A patient’s risk of stroke increases tenfold within 3 months of traumatic brain injury, according to a new study reported in Stroke: Journal of the American Heart Association.
"It’s reasonable to assume that cerebrovascular damage in the head caused by a traumatic brain injury can trigger either a hemorrhagic stroke or an ischemic stroke," said Herng-Ching Lin, PhD, senior study author and professor at the School of Health Care Administration, College of Medicine, Taipei Medical University in Taiwan.
Using records from a nationwide Taiwanese database, researchers investigated the risk of stroke in TBI patients during a 5-year period. The records included 23,199 adult TBI patients who received ambulatory or hospital care between 2001 and 2003. The comparison group comprised 69,597 non-traumatic brain injury patients.
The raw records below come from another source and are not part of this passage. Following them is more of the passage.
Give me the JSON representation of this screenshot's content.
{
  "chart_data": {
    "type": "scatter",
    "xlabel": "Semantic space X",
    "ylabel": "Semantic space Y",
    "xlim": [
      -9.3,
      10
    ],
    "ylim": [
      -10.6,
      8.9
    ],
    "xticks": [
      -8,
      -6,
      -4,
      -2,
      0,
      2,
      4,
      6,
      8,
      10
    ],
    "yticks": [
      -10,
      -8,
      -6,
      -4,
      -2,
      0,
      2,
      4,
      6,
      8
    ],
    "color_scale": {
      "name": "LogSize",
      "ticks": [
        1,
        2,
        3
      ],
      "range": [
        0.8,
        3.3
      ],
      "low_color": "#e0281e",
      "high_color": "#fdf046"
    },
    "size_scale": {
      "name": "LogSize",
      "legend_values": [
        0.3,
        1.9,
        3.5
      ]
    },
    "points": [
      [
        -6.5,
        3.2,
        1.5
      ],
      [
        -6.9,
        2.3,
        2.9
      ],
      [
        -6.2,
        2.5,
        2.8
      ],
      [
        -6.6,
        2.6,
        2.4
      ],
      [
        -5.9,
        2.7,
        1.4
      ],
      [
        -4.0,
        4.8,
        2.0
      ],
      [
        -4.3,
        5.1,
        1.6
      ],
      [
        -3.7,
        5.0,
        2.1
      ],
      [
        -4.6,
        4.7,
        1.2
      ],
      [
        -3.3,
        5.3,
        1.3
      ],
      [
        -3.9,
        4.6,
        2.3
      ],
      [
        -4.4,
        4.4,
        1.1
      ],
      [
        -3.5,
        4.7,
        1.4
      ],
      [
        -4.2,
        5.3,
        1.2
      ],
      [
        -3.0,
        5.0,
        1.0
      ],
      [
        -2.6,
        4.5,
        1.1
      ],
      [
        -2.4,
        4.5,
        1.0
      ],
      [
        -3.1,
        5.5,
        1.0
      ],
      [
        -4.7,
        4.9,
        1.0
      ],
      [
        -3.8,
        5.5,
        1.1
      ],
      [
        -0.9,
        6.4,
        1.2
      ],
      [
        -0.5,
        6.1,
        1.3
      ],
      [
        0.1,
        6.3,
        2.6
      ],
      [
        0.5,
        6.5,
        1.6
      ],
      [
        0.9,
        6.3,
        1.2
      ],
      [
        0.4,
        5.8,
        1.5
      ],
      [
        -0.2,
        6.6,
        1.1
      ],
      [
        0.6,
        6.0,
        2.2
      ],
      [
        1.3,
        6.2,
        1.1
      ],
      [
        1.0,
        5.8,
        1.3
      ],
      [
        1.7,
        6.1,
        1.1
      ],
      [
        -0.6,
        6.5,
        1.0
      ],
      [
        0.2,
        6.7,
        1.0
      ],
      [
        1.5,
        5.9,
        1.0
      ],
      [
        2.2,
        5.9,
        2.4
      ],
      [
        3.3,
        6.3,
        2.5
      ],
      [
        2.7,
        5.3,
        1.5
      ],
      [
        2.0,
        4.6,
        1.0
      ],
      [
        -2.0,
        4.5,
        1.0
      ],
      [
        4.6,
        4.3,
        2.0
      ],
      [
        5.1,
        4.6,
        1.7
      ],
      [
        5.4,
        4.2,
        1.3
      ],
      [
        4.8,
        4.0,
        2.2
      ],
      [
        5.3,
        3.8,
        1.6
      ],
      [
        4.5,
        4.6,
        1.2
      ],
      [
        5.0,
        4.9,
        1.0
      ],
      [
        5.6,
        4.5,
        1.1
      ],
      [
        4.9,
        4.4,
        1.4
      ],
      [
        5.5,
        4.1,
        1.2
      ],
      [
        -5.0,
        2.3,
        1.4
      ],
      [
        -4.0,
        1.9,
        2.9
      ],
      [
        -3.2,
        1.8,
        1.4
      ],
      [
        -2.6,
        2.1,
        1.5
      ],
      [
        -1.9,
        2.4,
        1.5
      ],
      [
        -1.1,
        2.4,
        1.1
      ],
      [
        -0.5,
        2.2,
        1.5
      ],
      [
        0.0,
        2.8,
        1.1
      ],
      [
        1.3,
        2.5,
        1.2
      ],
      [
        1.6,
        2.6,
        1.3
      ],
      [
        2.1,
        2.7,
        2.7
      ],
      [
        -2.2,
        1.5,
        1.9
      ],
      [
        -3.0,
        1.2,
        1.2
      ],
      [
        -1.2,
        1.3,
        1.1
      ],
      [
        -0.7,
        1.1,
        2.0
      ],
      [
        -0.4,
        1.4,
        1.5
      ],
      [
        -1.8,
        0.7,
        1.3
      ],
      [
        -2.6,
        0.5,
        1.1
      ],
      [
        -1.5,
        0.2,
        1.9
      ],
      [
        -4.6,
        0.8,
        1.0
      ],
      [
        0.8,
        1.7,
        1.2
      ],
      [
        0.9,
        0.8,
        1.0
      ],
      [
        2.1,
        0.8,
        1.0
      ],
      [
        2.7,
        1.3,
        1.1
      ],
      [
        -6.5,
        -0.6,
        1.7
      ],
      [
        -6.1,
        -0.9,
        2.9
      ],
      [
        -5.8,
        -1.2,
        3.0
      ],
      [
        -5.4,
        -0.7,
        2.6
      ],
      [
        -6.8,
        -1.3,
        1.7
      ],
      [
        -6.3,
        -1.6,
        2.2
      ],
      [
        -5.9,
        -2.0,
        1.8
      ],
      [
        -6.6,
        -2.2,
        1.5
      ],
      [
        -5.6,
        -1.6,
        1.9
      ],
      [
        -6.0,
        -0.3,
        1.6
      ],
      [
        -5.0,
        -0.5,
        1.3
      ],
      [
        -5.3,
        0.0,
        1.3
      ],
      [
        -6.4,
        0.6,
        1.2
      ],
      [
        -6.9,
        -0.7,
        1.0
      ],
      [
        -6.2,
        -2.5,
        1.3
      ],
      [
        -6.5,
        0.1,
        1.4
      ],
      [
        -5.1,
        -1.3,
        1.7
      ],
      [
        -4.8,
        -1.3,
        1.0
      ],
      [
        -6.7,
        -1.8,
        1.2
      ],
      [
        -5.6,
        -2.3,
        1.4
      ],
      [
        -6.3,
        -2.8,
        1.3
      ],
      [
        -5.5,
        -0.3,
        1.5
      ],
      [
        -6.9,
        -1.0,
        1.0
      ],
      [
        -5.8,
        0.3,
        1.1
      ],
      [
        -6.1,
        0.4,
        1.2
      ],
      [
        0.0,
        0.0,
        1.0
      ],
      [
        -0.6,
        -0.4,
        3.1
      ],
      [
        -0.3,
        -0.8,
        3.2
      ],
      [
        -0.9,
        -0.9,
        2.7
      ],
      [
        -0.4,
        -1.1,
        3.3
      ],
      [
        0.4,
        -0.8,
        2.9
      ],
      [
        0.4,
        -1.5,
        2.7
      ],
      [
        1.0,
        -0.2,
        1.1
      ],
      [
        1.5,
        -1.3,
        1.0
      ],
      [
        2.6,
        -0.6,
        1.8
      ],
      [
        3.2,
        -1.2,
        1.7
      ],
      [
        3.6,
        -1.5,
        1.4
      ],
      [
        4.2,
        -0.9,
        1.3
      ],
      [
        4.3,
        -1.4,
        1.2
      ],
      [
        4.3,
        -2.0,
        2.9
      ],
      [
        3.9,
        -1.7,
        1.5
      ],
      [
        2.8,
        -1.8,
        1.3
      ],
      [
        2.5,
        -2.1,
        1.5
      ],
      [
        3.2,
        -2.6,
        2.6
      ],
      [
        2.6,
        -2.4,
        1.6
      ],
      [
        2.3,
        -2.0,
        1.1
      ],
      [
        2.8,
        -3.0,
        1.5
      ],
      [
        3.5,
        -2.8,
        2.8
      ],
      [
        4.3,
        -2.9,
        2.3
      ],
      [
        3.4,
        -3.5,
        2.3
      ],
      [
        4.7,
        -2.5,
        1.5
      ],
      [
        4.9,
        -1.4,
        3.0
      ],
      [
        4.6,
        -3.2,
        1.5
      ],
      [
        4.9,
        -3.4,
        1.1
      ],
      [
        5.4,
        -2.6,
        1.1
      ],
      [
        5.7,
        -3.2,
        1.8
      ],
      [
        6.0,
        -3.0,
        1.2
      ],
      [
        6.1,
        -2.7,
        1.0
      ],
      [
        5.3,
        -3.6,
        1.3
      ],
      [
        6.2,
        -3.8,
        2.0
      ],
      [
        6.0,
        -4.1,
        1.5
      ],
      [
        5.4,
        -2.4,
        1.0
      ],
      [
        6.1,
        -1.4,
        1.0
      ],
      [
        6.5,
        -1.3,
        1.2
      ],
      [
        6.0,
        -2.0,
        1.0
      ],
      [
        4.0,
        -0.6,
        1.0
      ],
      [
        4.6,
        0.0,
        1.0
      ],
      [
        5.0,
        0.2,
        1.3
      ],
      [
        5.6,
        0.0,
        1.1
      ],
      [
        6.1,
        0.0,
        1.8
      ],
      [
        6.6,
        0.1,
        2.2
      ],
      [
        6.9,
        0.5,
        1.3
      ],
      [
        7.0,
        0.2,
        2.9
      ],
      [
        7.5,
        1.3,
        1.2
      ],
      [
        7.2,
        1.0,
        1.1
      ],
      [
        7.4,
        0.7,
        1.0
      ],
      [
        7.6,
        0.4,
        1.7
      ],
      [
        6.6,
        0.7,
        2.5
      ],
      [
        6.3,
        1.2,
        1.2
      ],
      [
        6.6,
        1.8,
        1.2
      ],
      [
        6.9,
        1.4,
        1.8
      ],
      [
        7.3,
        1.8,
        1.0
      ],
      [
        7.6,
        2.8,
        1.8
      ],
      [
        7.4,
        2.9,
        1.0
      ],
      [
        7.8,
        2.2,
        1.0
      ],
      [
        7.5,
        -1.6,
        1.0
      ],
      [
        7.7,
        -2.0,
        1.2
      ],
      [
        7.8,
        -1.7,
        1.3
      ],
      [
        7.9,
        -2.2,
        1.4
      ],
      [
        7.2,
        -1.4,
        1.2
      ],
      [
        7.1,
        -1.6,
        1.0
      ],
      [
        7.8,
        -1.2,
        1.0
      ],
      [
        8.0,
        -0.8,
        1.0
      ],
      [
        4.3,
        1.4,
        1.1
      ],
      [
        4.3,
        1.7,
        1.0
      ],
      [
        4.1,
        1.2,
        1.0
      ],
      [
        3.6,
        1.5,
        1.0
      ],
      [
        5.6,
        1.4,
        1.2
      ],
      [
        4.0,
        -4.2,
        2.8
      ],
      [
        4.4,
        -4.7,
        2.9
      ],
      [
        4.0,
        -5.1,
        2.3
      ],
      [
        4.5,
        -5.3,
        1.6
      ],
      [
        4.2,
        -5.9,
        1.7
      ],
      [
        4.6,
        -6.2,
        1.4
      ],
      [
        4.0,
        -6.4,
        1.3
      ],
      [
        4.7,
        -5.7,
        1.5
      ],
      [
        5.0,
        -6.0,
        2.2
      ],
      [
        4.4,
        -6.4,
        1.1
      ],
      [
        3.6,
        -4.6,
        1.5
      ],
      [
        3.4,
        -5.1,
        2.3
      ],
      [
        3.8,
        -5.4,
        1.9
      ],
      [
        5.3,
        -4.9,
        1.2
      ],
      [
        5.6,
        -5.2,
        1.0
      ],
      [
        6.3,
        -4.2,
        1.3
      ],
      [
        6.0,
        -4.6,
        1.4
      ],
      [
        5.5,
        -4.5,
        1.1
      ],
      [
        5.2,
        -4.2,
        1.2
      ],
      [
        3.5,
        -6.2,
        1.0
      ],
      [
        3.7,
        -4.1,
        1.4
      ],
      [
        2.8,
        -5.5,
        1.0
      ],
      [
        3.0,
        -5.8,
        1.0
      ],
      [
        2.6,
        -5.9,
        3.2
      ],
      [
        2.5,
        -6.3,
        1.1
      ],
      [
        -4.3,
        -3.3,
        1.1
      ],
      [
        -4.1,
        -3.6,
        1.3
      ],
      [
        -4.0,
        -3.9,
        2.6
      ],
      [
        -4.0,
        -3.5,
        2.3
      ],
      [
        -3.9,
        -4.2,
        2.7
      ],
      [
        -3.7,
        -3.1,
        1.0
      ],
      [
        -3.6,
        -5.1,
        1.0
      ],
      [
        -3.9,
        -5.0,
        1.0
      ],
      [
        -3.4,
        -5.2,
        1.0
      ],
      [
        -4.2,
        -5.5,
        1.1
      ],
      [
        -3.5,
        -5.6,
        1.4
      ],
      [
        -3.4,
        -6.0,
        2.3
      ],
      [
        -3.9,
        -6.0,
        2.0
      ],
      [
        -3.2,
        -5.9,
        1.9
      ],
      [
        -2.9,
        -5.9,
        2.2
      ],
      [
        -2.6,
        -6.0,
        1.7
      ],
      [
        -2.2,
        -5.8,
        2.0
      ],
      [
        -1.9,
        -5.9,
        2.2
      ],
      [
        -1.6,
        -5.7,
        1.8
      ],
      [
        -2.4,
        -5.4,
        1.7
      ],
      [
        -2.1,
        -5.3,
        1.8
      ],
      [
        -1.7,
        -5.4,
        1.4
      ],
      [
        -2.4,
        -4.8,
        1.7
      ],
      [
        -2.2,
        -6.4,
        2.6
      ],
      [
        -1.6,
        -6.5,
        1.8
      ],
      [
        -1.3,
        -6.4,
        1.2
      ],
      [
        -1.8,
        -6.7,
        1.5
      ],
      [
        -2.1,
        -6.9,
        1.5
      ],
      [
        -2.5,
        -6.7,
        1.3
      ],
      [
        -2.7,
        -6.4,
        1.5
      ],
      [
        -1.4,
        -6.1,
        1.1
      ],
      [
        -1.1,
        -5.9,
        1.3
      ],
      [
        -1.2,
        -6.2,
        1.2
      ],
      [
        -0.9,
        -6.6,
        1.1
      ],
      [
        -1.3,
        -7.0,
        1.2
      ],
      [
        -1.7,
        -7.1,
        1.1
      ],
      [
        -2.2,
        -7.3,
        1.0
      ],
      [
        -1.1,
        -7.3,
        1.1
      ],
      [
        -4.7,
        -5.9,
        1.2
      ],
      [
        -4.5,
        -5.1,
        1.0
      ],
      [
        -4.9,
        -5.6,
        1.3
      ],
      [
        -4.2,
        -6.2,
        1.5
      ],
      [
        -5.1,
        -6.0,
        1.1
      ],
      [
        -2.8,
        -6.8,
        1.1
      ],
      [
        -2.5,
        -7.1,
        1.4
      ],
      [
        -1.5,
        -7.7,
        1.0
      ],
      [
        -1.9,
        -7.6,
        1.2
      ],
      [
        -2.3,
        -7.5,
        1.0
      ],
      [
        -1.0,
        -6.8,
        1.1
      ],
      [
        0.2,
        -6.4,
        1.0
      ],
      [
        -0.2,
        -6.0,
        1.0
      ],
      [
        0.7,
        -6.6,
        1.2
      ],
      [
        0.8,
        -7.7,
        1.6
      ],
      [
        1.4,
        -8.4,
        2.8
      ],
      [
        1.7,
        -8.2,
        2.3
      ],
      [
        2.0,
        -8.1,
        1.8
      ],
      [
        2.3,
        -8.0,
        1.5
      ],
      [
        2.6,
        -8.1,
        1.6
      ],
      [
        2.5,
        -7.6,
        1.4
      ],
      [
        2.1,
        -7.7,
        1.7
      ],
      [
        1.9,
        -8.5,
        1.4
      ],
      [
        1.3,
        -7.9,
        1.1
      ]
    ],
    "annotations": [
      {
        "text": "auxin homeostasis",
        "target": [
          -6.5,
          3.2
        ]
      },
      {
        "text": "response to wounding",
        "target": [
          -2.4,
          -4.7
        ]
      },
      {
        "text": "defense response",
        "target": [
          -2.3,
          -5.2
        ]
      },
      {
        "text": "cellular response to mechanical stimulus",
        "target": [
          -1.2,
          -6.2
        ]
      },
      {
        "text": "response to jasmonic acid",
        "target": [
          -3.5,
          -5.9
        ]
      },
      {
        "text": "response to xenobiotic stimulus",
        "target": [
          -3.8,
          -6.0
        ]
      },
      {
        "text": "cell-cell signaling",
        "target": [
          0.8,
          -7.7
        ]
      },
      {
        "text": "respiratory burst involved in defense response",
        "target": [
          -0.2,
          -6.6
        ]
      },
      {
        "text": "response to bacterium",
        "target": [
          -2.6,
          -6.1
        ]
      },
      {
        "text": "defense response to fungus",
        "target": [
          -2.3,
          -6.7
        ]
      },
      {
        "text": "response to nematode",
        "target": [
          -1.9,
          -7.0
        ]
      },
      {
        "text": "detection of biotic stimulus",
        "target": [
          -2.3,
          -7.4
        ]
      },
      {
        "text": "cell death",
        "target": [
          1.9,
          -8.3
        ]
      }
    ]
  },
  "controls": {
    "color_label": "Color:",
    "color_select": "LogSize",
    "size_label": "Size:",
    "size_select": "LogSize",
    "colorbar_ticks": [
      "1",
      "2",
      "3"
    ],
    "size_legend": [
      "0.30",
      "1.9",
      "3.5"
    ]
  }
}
The average age of all patients was 42, and 54% were male.
During the 3 months after injury, 2.91% of TBI patients suffered a stroke compared with only 0.30% of those with non-traumatic brain injury—a tenfold difference.
Stroke risk in patients with traumatic brain injury decreased gradually over time, researchers said:
- After 1 year, the risk was about 4.6 times greater for patients who suffered a traumatic brain injury than for those who had not.
- After 5 years, the risk was 2.3 times greater for traumatic brain injury patients.
During the first 3 months, those with skull bone fractures were 20 times more likely to have a stroke than patients without skull bone fractures. The risk decreased over time.
The risk of subarachnoid hemorrhage and intracerebral hemorrhage increased significantly in patients with TBI versus non-traumatic brain injury patients.
Early neuroimaging examinations—such as MRI—and intensive medical monitoring, support and intervention should be required following a traumatic brain injury, especially during the first few months and years, Lin said.
"Our study leads the way in identifying stroke as an additional neurological problem that may arise following traumatic brain injury," Lin said.